With a simple glance at your friends’ or followers’ posts on social networks like Facebook or Instagram, we can see how people reflect their lives and personalities through the photos and videos they upload.

However, in these networks there is no sign of suffering, hardship or sadness in the profiles of any of their members. We see a multitude of photos of happy faces, landscapes, smiles, phrases of overcoming; and yet there is no room for such an overwhelming and certain reality as the existence of human pain and suffering in each person’s life.

What do we really know about others when we see their profile on social networks? Can these virtual platforms tell us what people are really like?

This market of the signs of happiness that we find every time you open the social networks, can be seen from one of the great theories of personality, the one developed by the sociologist and writer, Erving Goffman.

Erving Goffman and the personality created by interactions

This author develops his work around the creation of personality through interactions with others. He argues that much of our behavior depends on interpersonal scenarios and usually takes the form of what we want to achieve and what we are interested in from our interlocutors. This is a constant handling of our image before others.

According to Goffman, interaction is always about defining the situation in a way that allows us to gain control over the impressions others have of us. From this perspective, the best definition that corresponds to a person is that of an actor who plays a role and who acts through interactions with others.

From this theory, interaction would consist of creating impressions that allow us to form the inferences that benefit us and that reflect the intentions and aspects of our own identity that we want to communicate, making the relationship with others a continuous handling of public image, a successive series of self-presentations.

Goffman’s theory and social networks

Nowadays, these self-presentations could be each one of the photos and videos that we make available to all those who follow us on social networks, as a way of managing to create a positive image about others in order to obtain benefits about the followers themselves. But not only that would serve to sell our public image, but also each of the interactions that we carry out on a daily basis.
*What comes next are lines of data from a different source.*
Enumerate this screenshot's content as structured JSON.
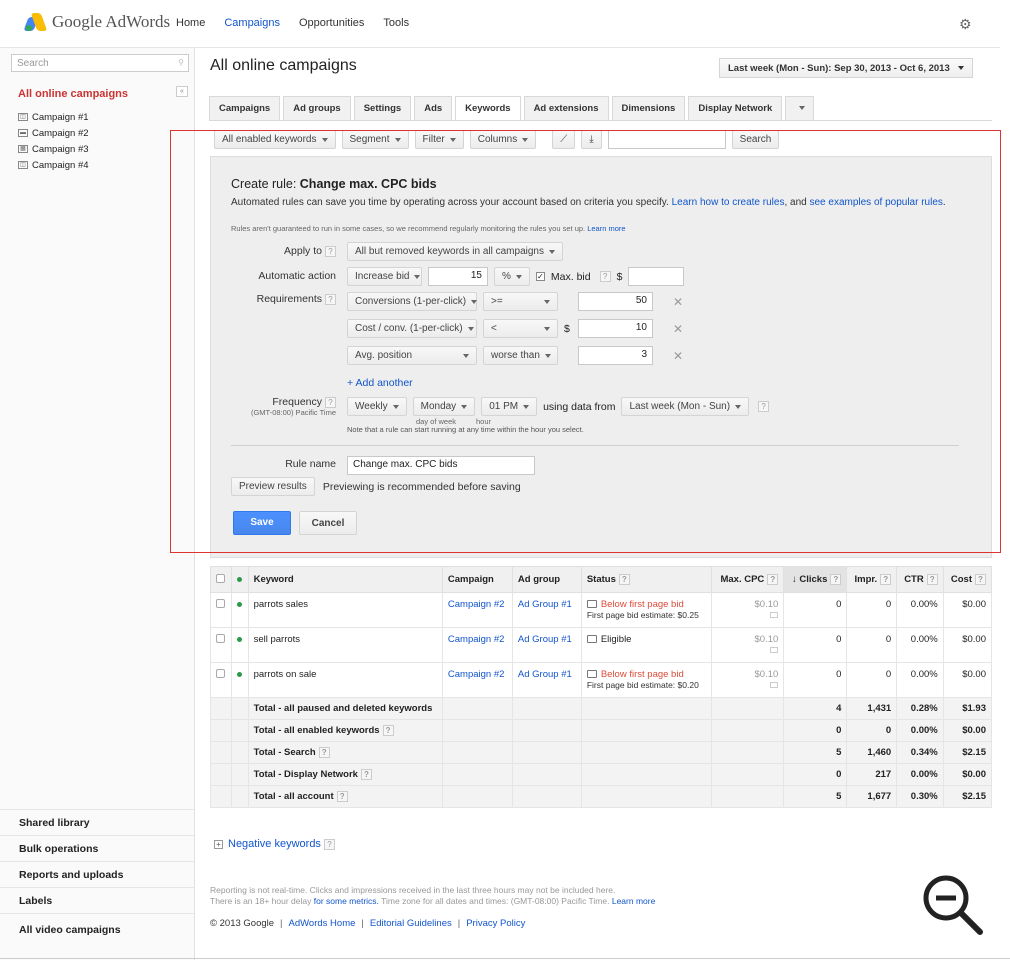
{
  "app": {
    "logo_text": "Google AdWords"
  },
  "topnav": [
    "Home",
    "Campaigns",
    "Opportunities",
    "Tools"
  ],
  "sidebar": {
    "search_placeholder": "Search",
    "all_label": "All online campaigns",
    "campaigns": [
      "Campaign #1",
      "Campaign #2",
      "Campaign #3",
      "Campaign #4"
    ],
    "bottom_items": [
      "Shared library",
      "Bulk operations",
      "Reports and uploads",
      "Labels",
      "All video campaigns"
    ]
  },
  "main": {
    "title": "All online campaigns",
    "date_range": "Last week (Mon - Sun): Sep 30, 2013 - Oct 6, 2013",
    "tabs": [
      "Campaigns",
      "Ad groups",
      "Settings",
      "Ads",
      "Keywords",
      "Ad extensions",
      "Dimensions",
      "Display Network"
    ],
    "active_tab": "Keywords",
    "filterbar": {
      "keywords_filter": "All enabled keywords",
      "segment": "Segment",
      "filter": "Filter",
      "columns": "Columns",
      "search_button": "Search"
    }
  },
  "rule": {
    "title_prefix": "Create rule: ",
    "title_name": "Change max. CPC bids",
    "desc": "Automated rules can save you time by operating across your account based on criteria you specify.",
    "desc_link1": "Learn how to create rules",
    "desc_and": ", and",
    "desc_link2": "see examples of popular rules",
    "note": "Rules aren't guaranteed to run in some cases, so we recommend regularly monitoring the rules you set up.",
    "note_link": "Learn more",
    "apply_to_label": "Apply to",
    "apply_to_value": "All but removed keywords in all campaigns",
    "action_label": "Automatic action",
    "action_value": "Increase bid",
    "action_amount": "15",
    "action_unit": "%",
    "maxbid_label": "Max. bid",
    "maxbid_currency": "$",
    "requirements_label": "Requirements",
    "requirements": [
      {
        "metric": "Conversions (1-per-click)",
        "op": ">=",
        "currency": "",
        "value": "50"
      },
      {
        "metric": "Cost / conv. (1-per-click)",
        "op": "<",
        "currency": "$",
        "value": "10"
      },
      {
        "metric": "Avg. position",
        "op": "worse than",
        "currency": "",
        "value": "3"
      }
    ],
    "add_another": "+ Add another",
    "frequency_label": "Frequency",
    "timezone": "(GMT-08:00) Pacific Time",
    "frequency": "Weekly",
    "day": "Monday",
    "hour": "01 PM",
    "day_caption": "day of week",
    "hour_caption": "hour",
    "using_data_from": "using data from",
    "data_range": "Last week (Mon - Sun)",
    "freq_note": "Note that a rule can start running at any time within the hour you select.",
    "rule_name_label": "Rule name",
    "rule_name_value": "Change max. CPC bids",
    "preview_button": "Preview results",
    "preview_note": "Previewing is recommended before saving",
    "save": "Save",
    "cancel": "Cancel"
  },
  "table": {
    "headers": [
      "Keyword",
      "Campaign",
      "Ad group",
      "Status",
      "Max. CPC",
      "Clicks",
      "Impr.",
      "CTR",
      "Cost"
    ],
    "rows": [
      {
        "keyword": "parrots sales",
        "campaign": "Campaign #2",
        "adgroup": "Ad Group #1",
        "status": "Below first page bid",
        "status_sub": "First page bid estimate: $0.25",
        "maxcpc": "$0.10",
        "clicks": "0",
        "impr": "0",
        "ctr": "0.00%",
        "cost": "$0.00"
      },
      {
        "keyword": "sell parrots",
        "campaign": "Campaign #2",
        "adgroup": "Ad Group #1",
        "status": "Eligible",
        "status_sub": "",
        "maxcpc": "$0.10",
        "clicks": "0",
        "impr": "0",
        "ctr": "0.00%",
        "cost": "$0.00"
      },
      {
        "keyword": "parrots on sale",
        "campaign": "Campaign #2",
        "adgroup": "Ad Group #1",
        "status": "Below first page bid",
        "status_sub": "First page bid estimate: $0.20",
        "maxcpc": "$0.10",
        "clicks": "0",
        "impr": "0",
        "ctr": "0.00%",
        "cost": "$0.00"
      }
    ],
    "totals": [
      {
        "label": "Total - all paused and deleted keywords",
        "clicks": "4",
        "impr": "1,431",
        "ctr": "0.28%",
        "cost": "$1.93"
      },
      {
        "label": "Total - all enabled keywords",
        "clicks": "0",
        "impr": "0",
        "ctr": "0.00%",
        "cost": "$0.00"
      },
      {
        "label": "Total - Search",
        "clicks": "5",
        "impr": "1,460",
        "ctr": "0.34%",
        "cost": "$2.15"
      },
      {
        "label": "Total - Display Network",
        "clicks": "0",
        "impr": "217",
        "ctr": "0.00%",
        "cost": "$0.00"
      },
      {
        "label": "Total - all account",
        "clicks": "5",
        "impr": "1,677",
        "ctr": "0.30%",
        "cost": "$2.15"
      }
    ]
  },
  "negative_keywords": "Negative keywords",
  "report_note": {
    "line1": "Reporting is not real-time. Clicks and impressions received in the last three hours may not be included here.",
    "line2a": "There is an 18+ hour delay",
    "line2_link": "for some metrics.",
    "line2b": "Time zone for all dates and times: (GMT-08:00) Pacific Time.",
    "line2_link2": "Learn more"
  },
  "footer": {
    "copyright": "© 2013 Google",
    "links": [
      "AdWords Home",
      "Editorial Guidelines",
      "Privacy Policy"
    ]
  },
  "colors": {
    "link": "#1155cc",
    "active_red": "#cc3333",
    "save_blue": "#4d90fe",
    "status_red": "#dd4b39",
    "highlight_box": "#dd3333"
  }
}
The meeting with the baker when you buy your bread, the daily coffee with your colleagues, the appointment with that person who introduced you to a friend… Any of these scenarios involves the creation of impressions and, depending on your interpretation, the people you interact with will impose one personality or another on you.

From this perspective, identity is the form of presentation of the subject according to the advantages and disadvantages of the possible multiple identities of the subject at a given moment. In short, the theory of social action of Goffman would explain a set of roles that we are interpreting in each interaction with the objective of obtaining benefits and, mainly, to be accepted by society.

Goffman insists that such a game of representations never transmits the real identity, but the wanted identity, for this reason, human behavior is characterized by the techniques of advertising, marketing and interpretation, so Goffman’s model reflects the importance that negotiation has as a form of social interaction .

The public image market

It is easy to conclude that this is a somewhat Machiavellian theory of identity based on the superficial, the aesthetic and the false. However, the similarities of this author’s conclusions with the world of social networks and personal treatment, where there is no room for suffering and misfortune but where everything is hidden behind the products of a supermarket of happiness, appearances and aesthetics, are very real and need to be taken into account.